Quelques recommandations :

1) S'hydrater !!! Toute la journée, sans attendre d'avoir soif. Sauf contre-indication médicale, buvez entre 1,5 et 2 L d'eau par jour.  Évitez toute consommation de boisson alcoolisée (y compris la bière et le vin).
Faites des repas légers et fractionnés.

2) Se protéger la peau contre le soleil : port de lunettes de soleil, casquette ou chapeau, s’asperger d’eau... sans oublier la crème solaire !

4) Attention à l'insolation : protégez la tête, avec une casquette ou un chapeau léger à bords larges.. sans oublier les vêtements, de préférence en coton, ample, de couleur claire.

3) Nous aurons une équipe de bénévoles qui seront disponibles pour veiller au bien être des exposants et visiteurs, ainsi qu'une équipe de secouristes. Cependant, nous vous demandons d'être vigilants : si vous même ne vous sentez pas bien, ou si vous constatez un malaise chez quelqu'un, faites-le nous savoir RAPIDEMENT.

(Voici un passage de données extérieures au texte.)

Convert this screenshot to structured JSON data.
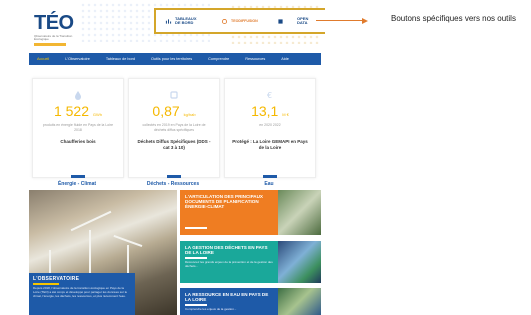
{
  "header": {
    "logo_text": "TÉO",
    "logo_sub": "Observatoire de la Transition Écologique",
    "buttons": [
      {
        "label": "TABLEAUX DE BORD",
        "icon": "dashboard-icon"
      },
      {
        "label": "TeoDIFFUSION",
        "icon": "diffusion-icon"
      },
      {
        "label": "OPEN DATA",
        "icon": "database-icon"
      }
    ]
  },
  "annotation": {
    "text": "Boutons spécifiques vers nos outils"
  },
  "nav": {
    "items": [
      "Accueil",
      "L'Observatoire",
      "Tableaux de bord",
      "Outils pour les territoires",
      "Comprendre",
      "Ressources",
      "Aide"
    ],
    "active_index": 0
  },
  "cards": [
    {
      "icon": "droplet-icon",
      "value": "1 522",
      "unit": "GWh",
      "desc": "produits en énergie fluide en Pays de la Loire 2018",
      "label": "Chaufferies bois"
    },
    {
      "icon": "recycle-icon",
      "value": "0,87",
      "unit": "kg/hab",
      "desc": "collectés en 2019 en Pays de la Loire de déchets diffus spécifiques",
      "label": "Déchets Diffus Spécifiques (DDS - cat 3 à 10)"
    },
    {
      "icon": "euro-icon",
      "value": "13,1",
      "unit": "M €",
      "desc": "en 2020 2022",
      "label": "Protégé : La Loire GEMAPI en Pays de la Loire"
    }
  ],
  "categories": [
    "Énergie - Climat",
    "Déchets - Ressources",
    "Eau"
  ],
  "observatory": {
    "title": "L'OBSERVATOIRE",
    "text": "Depuis 2018, l'observatoire de la transition écologique en Pays de la Loire (TEO) a été conçu et développé pour partager les données sur le climat, l'énergie, les déchets, les ressources, et plus récemment l'eau."
  },
  "panels": [
    {
      "title": "L'ARTICULATION DES PRINCIPAUX DOCUMENTS DE PLANIFICATION ÉNERGIE-CLIMAT",
      "text": "",
      "color": "#ef7d22"
    },
    {
      "title": "LA GESTION DES DÉCHETS EN PAYS DE LA LOIRE",
      "text": "Découvrez les grands enjeux de la prévention et de la gestion des déchets...",
      "color": "#1aa89a"
    },
    {
      "title": "LA RESSOURCE EN EAU EN PAYS DE LA LOIRE",
      "text": "Comprendre les enjeux de la gestion...",
      "color": "#1e5aa8"
    }
  ],
  "colors": {
    "brand_blue": "#1e5aa8",
    "accent_yellow": "#f5b800",
    "highlight_border": "#d4a62a",
    "annotation": "#e07b2d"
  }
}
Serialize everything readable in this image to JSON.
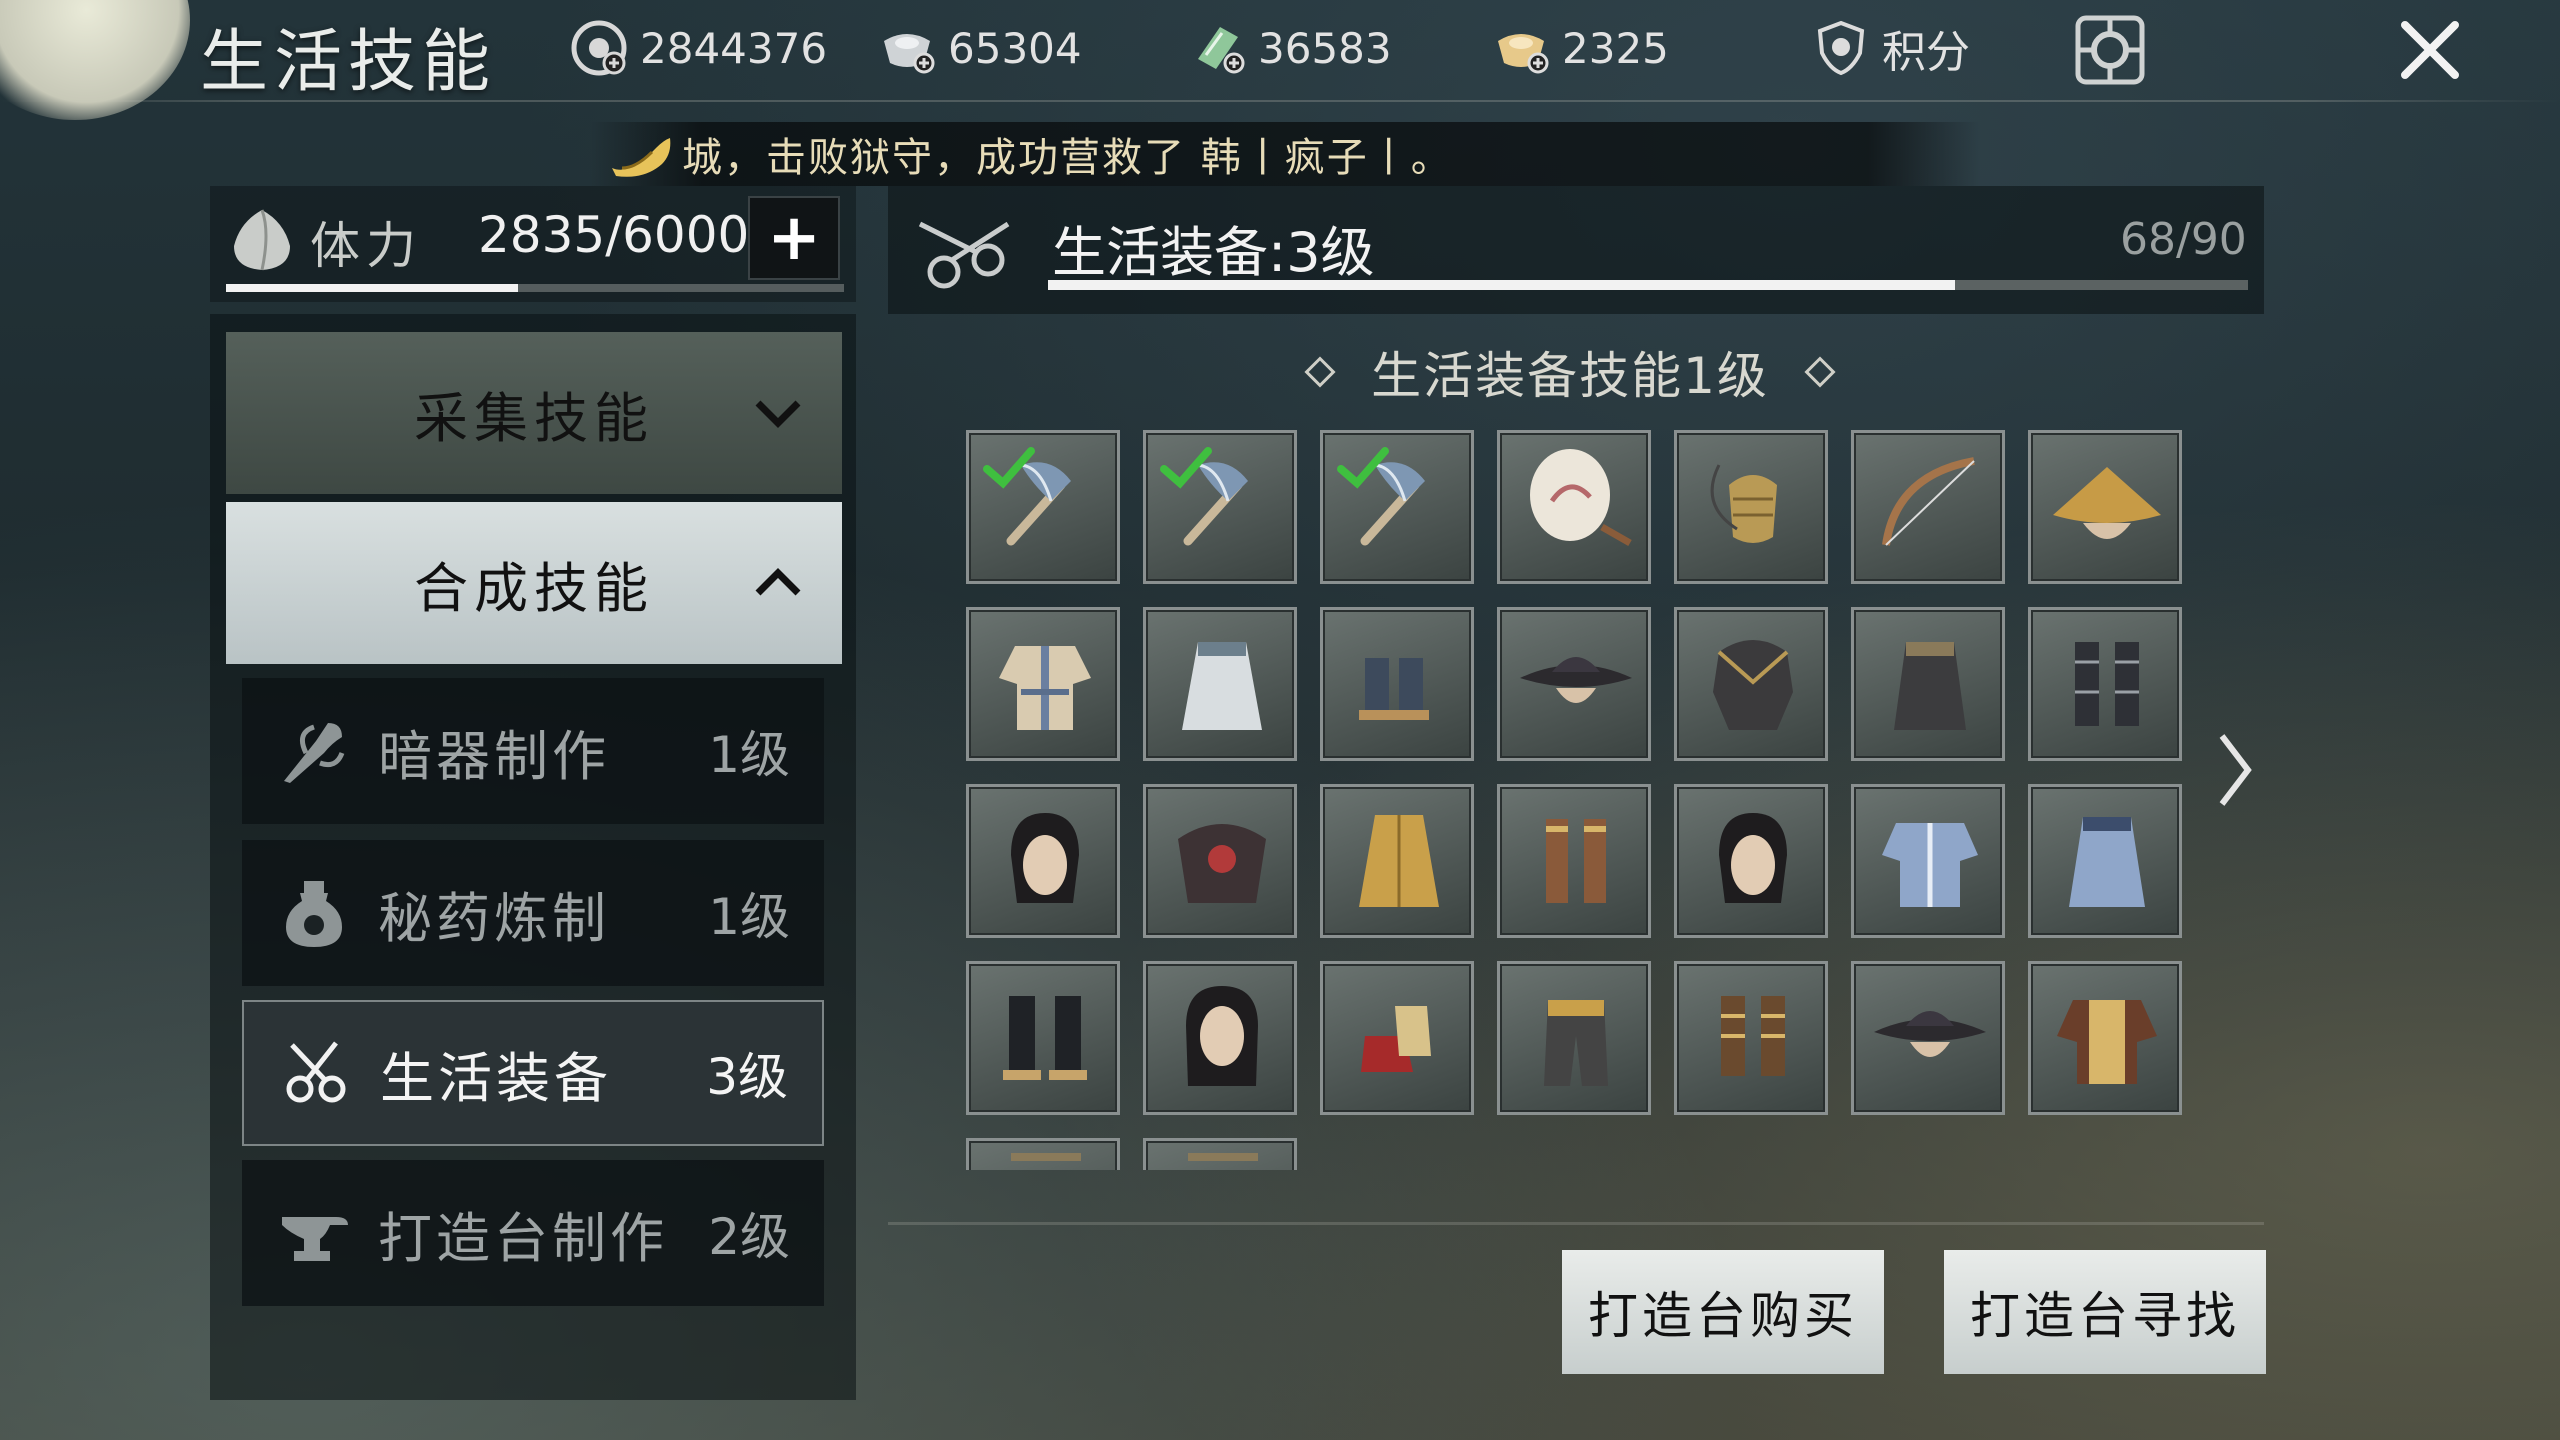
{
  "header": {
    "title": "生活技能",
    "resources": [
      {
        "icon": "coin-icon",
        "value": "2844376"
      },
      {
        "icon": "silver-ingot-icon",
        "value": "65304"
      },
      {
        "icon": "jade-icon",
        "value": "36583"
      },
      {
        "icon": "gold-ingot-icon",
        "value": "2325"
      }
    ],
    "points_label": "积分"
  },
  "marquee": {
    "text": "城，击败狱守，成功营救了 韩丨疯子丨。"
  },
  "stamina": {
    "label": "体力",
    "value": "2835/6000",
    "fraction": 0.4725
  },
  "menu": {
    "categories": [
      {
        "label": "采集技能",
        "expanded": false
      },
      {
        "label": "合成技能",
        "expanded": true
      }
    ],
    "subskills": [
      {
        "label": "暗器制作",
        "level": "1级",
        "icon": "dart-icon"
      },
      {
        "label": "秘药炼制",
        "level": "1级",
        "icon": "medicine-bottle-icon"
      },
      {
        "label": "生活装备",
        "level": "3级",
        "icon": "scissors-icon",
        "active": true
      },
      {
        "label": "打造台制作",
        "level": "2级",
        "icon": "anvil-icon"
      }
    ]
  },
  "skill": {
    "title": "生活装备:3级",
    "progress_text": "68/90",
    "progress_fraction": 0.7556,
    "section_title": "生活装备技能1级"
  },
  "grid": {
    "items": [
      {
        "icon": "axe-icon",
        "unlocked": true
      },
      {
        "icon": "axe-icon",
        "unlocked": true
      },
      {
        "icon": "axe-icon",
        "unlocked": true
      },
      {
        "icon": "fan-icon"
      },
      {
        "icon": "fish-basket-icon"
      },
      {
        "icon": "bow-icon"
      },
      {
        "icon": "straw-hat-icon"
      },
      {
        "icon": "robe-icon"
      },
      {
        "icon": "white-skirt-icon"
      },
      {
        "icon": "shoes-icon"
      },
      {
        "icon": "dark-hat-icon"
      },
      {
        "icon": "armor-icon"
      },
      {
        "icon": "dark-skirt-icon"
      },
      {
        "icon": "greaves-icon"
      },
      {
        "icon": "hairstyle-icon"
      },
      {
        "icon": "fur-armor-icon"
      },
      {
        "icon": "gold-skirt-icon"
      },
      {
        "icon": "bracers-icon"
      },
      {
        "icon": "hairstyle-icon"
      },
      {
        "icon": "blue-armor-icon"
      },
      {
        "icon": "blue-skirt-icon"
      },
      {
        "icon": "boots-icon"
      },
      {
        "icon": "long-hair-icon"
      },
      {
        "icon": "red-shoes-icon"
      },
      {
        "icon": "gold-pants-icon"
      },
      {
        "icon": "sandals-icon"
      },
      {
        "icon": "dark-hat-icon"
      },
      {
        "icon": "gold-robe-icon"
      },
      {
        "icon": "partial-item-icon"
      },
      {
        "icon": "partial-item-icon"
      }
    ]
  },
  "buttons": {
    "buy": "打造台购买",
    "find": "打造台寻找"
  },
  "colors": {
    "accent": "#f2f2f2",
    "check": "#3fbf3f",
    "panel": "#0a1012"
  }
}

http://www.sante.gouv.fr/recommandations-pour-les-personnes-a-risque-en-cas-de-fortes-chaleurs.html

Programme et plan du festival 2013



Et tous les autres... !

Nous avons fait, lorsque c'était possible, une présentation des exposants-éléveurs-professeurs du festival 2013... Mais des fois, souci de temps, ou pas la possibilité, pas d'interview ni de texte de présentation ! Alors, les voici...

Dominique Rouffart sera, avec Anne France Poillion, animatrice sur l'atelier de feutrage 'Frotti Frotta' ! Feutrière d'un grand talent, elle aura des merveilles feutrées en vente également...

Autre feutrière dont nous découvrons le travail, Merrilly Ellen, regardez par vous même !




Bente van Kleef et Eléonore Moine, nos deux super profs de filage pour les ateliers de filage débutant/intermédiaire !

Nico van de Velde, qui fait de bien belles choses avec la technique de feutre nuno. 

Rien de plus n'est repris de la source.